Distributed, fault-tolerant in-place consensus sequence on innovative hardware as building block for data management (RE1389/10)

PI: Alexander Reinefeld, Florian Schintke
Project Collaborator: Florian Schintke, Thorsten Schütt, Jan Skrzypczak
Project website: Distributed, fault-tolerant in-place consensus sequence on innovative hardware as building block for data management

Quorum consensus algorithms like the Paxos algorithm are widely used as basic building blocks for fault-tolerance in distributed systems. Unfortunately, distributed quorum consensus causes much overhead to negotiate and safely store the consensus. We therefore plan to optimize Paxos-based fault-tolerance for sequences of consensus in three ways:

  1. exploit multicast and reduce operations of modern interconnects to reduce the latency and number of messages,
  2. use remote direct memory access (RDMA) in combination with NVRAM to manage a distributed shared state,
  3. modify Paxos to support a sequence of consensus decisions in-place and avoid separate memory resources for each Paxos instance.
  4. We then build efficient custom datatypes on top of consensus sequences, that support partial updates, multiple-reader-single-writer locks, or compare-and-swap semantics.

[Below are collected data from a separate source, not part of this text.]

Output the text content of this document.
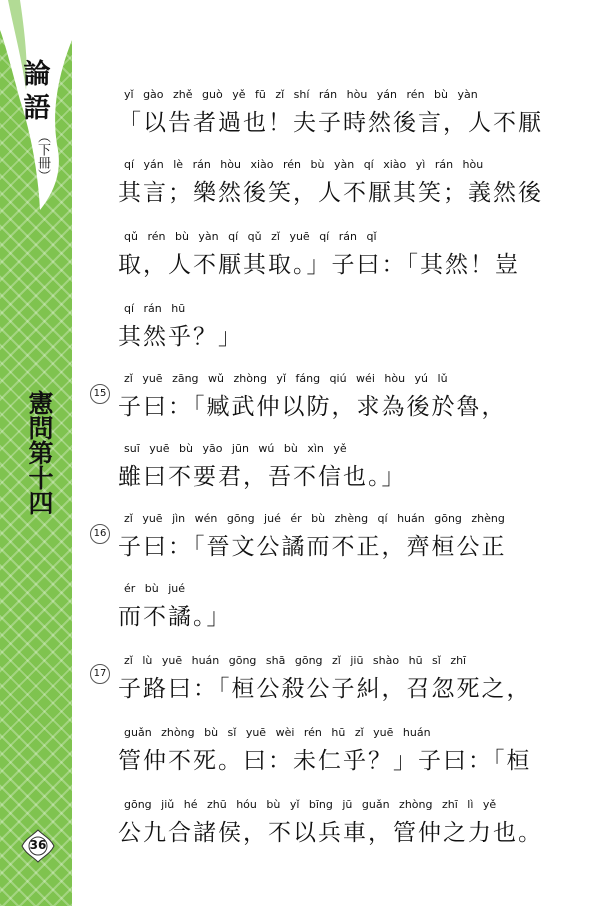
論
語
（下冊）
憲問第十四
36
15
16
17
yǐ gào zhě guò yě fū zǐ shí rán hòu yán rén bù yàn
「以告者過也！夫子時然後言，人不厭
qí yán lè rán hòu xiào rén bù yàn qí xiào yì rán hòu
其言；樂然後笑，人不厭其笑；義然後
qǔ rén bù yàn qí qǔ zǐ yuē qí rán qǐ
取，人不厭其取。」子曰：「其然！豈
qí rán hū
其然乎？」
zǐ yuē zāng wǔ zhòng yǐ fáng qiú wéi hòu yú lǔ
子曰：「臧武仲以防，求為後於魯，
suī yuē bù yāo jūn wú bù xìn yě
雖曰不要君，吾不信也。」
zǐ yuē jìn wén gōng jué ér bù zhèng qí huán gōng zhèng
子曰：「晉文公譎而不正，齊桓公正
ér bù jué
而不譎。」
zǐ lù yuē huán gōng shā gōng zǐ jiū shào hū sǐ zhī
子路曰：「桓公殺公子糾，召忽死之，
guǎn zhòng bù sǐ yuē wèi rén hū zǐ yuē huán
管仲不死。曰：未仁乎？」子曰：「桓
gōng jiǔ hé zhū hóu bù yǐ bīng jū guǎn zhòng zhī lì yě
公九合諸侯，不以兵車，管仲之力也。
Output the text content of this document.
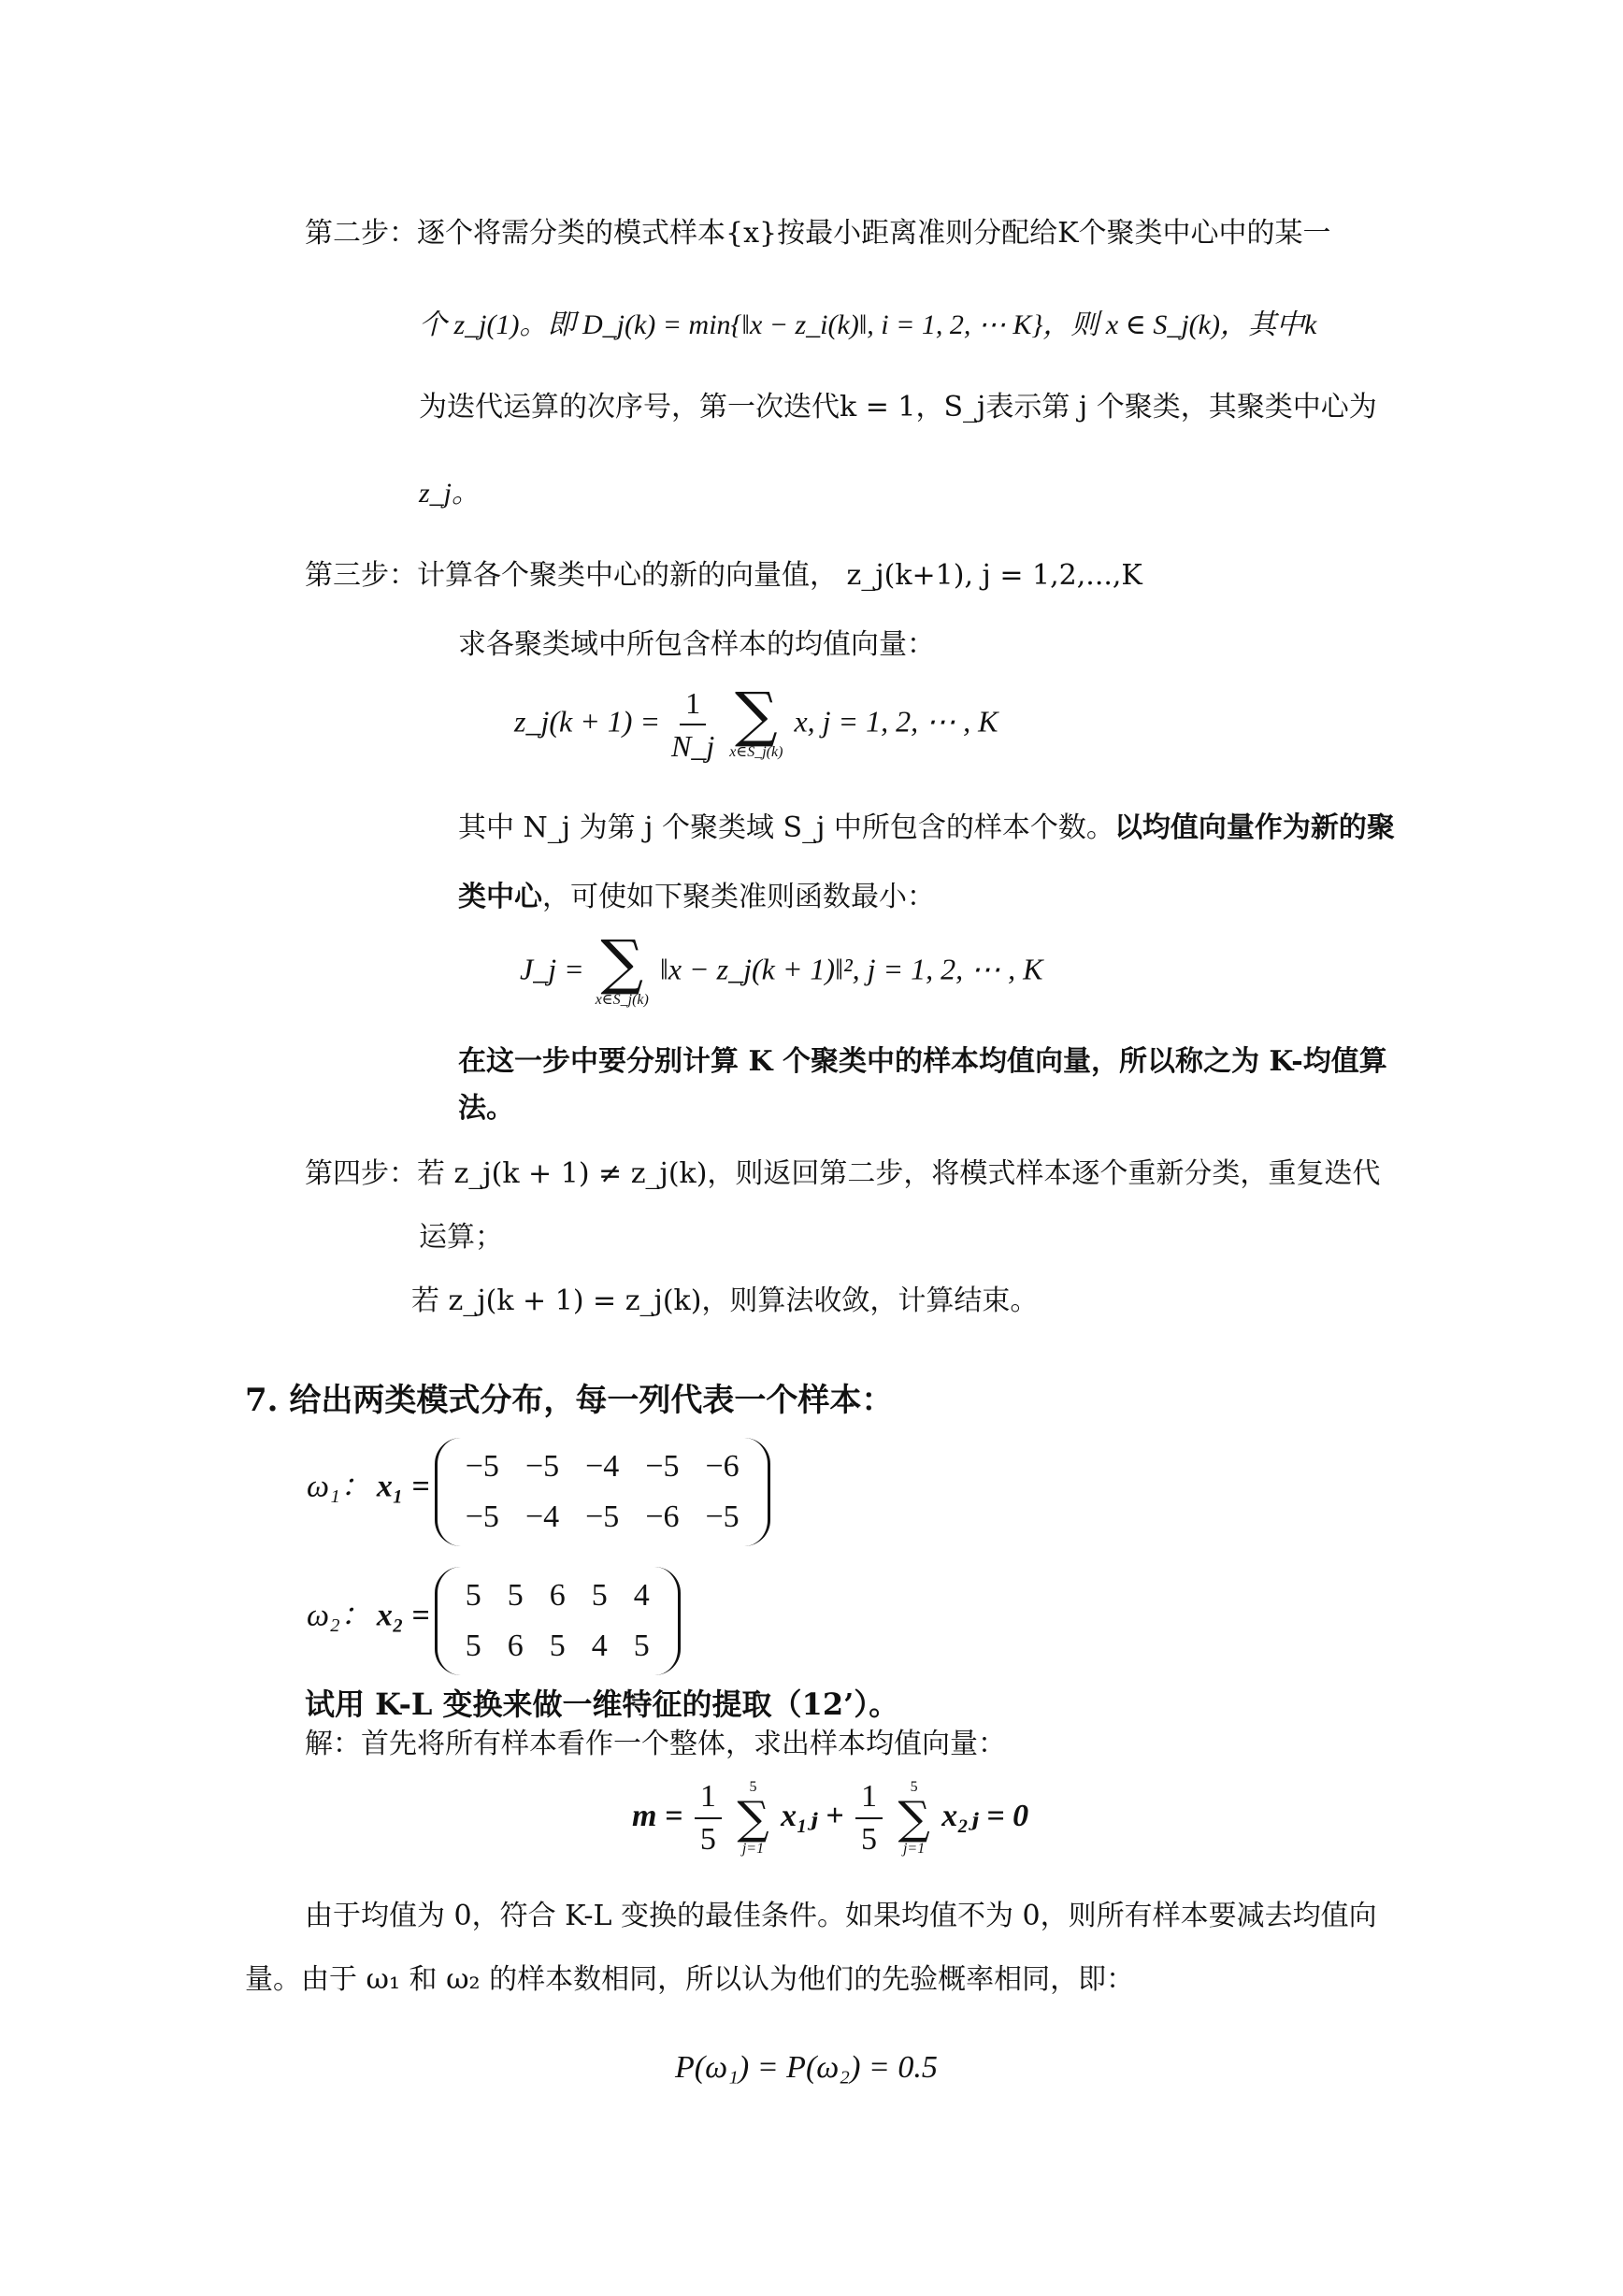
第二步：逐个将需分类的模式样本{x}按最小距离准则分配给K个聚类中心中的某一
个 z_j(1)。即 D_j(k) = min{‖x − z_i(k)‖, i = 1, 2, ⋯ K}，则 x ∈ S_j(k)，其中k
为迭代运算的次序号，第一次迭代k = 1，S_j表示第 j 个聚类，其聚类中心为
z_j。
第三步：计算各个聚类中心的新的向量值， z_j(k+1), j = 1,2,...,K
求各聚类域中所包含样本的均值向量：
z_j(k + $1) = \frac{1}{N\_j}$
∑
x∈S_j(k)
x, j = 1, 2, ⋯ , K
其中 N_j 为第 j 个聚类域 S_j 中所包含的样本个数。以均值向量作为新的聚
类中心，可使如下聚类准则函数最小：
J_j = ∑
x∈S_j(k)
‖x − z_j(k + 1)‖², j = 1, 2, ⋯ , K
在这一步中要分别计算 K 个聚类中的样本均值向量，所以称之为 K-均值算
法。
第四步：若 z_j(k + 1) ≠ z_j(k)，则返回第二步，将模式样本逐个重新分类，重复迭代
运算；
若 z_j(k + 1) = z_j(k)，则算法收敛，计算结束。
7. 给出两类模式分布，每一列代表一个样本：
ω₁： x₁ =
−5	−5	−4	−5	−6
−5	−4	−5	−6	−5
ω₂： x₂ =
5	5	6	5	4
5	6	5	4	5
试用 K-L 变换来做一维特征的提取（12’）。
解：首先将所有样本看作一个整体，求出样本均值向量：
$m = \frac{1}{5}$
5
∑
j=1
x₁ⱼ + $\frac{1}{5}$
5
∑
j=1
x₂ⱼ = 0
由于均值为 0，符合 K-L 变换的最佳条件。如果均值不为 0，则所有样本要减去均值向
量。由于 ω₁ 和 ω₂ 的样本数相同，所以认为他们的先验概率相同，即：
P(ω₁) = P(ω₂) = 0.5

The resulting distributed fault-tolerant consensus will provide low latency and high-throughput decisions. It will allow to apply recoverable distributed consensus in new scenarios where it was avoided before due to its high latency. The optimized consensus can be used as a building block in current and future distributed data management and database systems – including those developed in SPP 2037 – that often rely on a sequence of decisions to process locks, transactions, to make atomic changes like compare and swap, to support replicated state machines, or to elect the next master etc.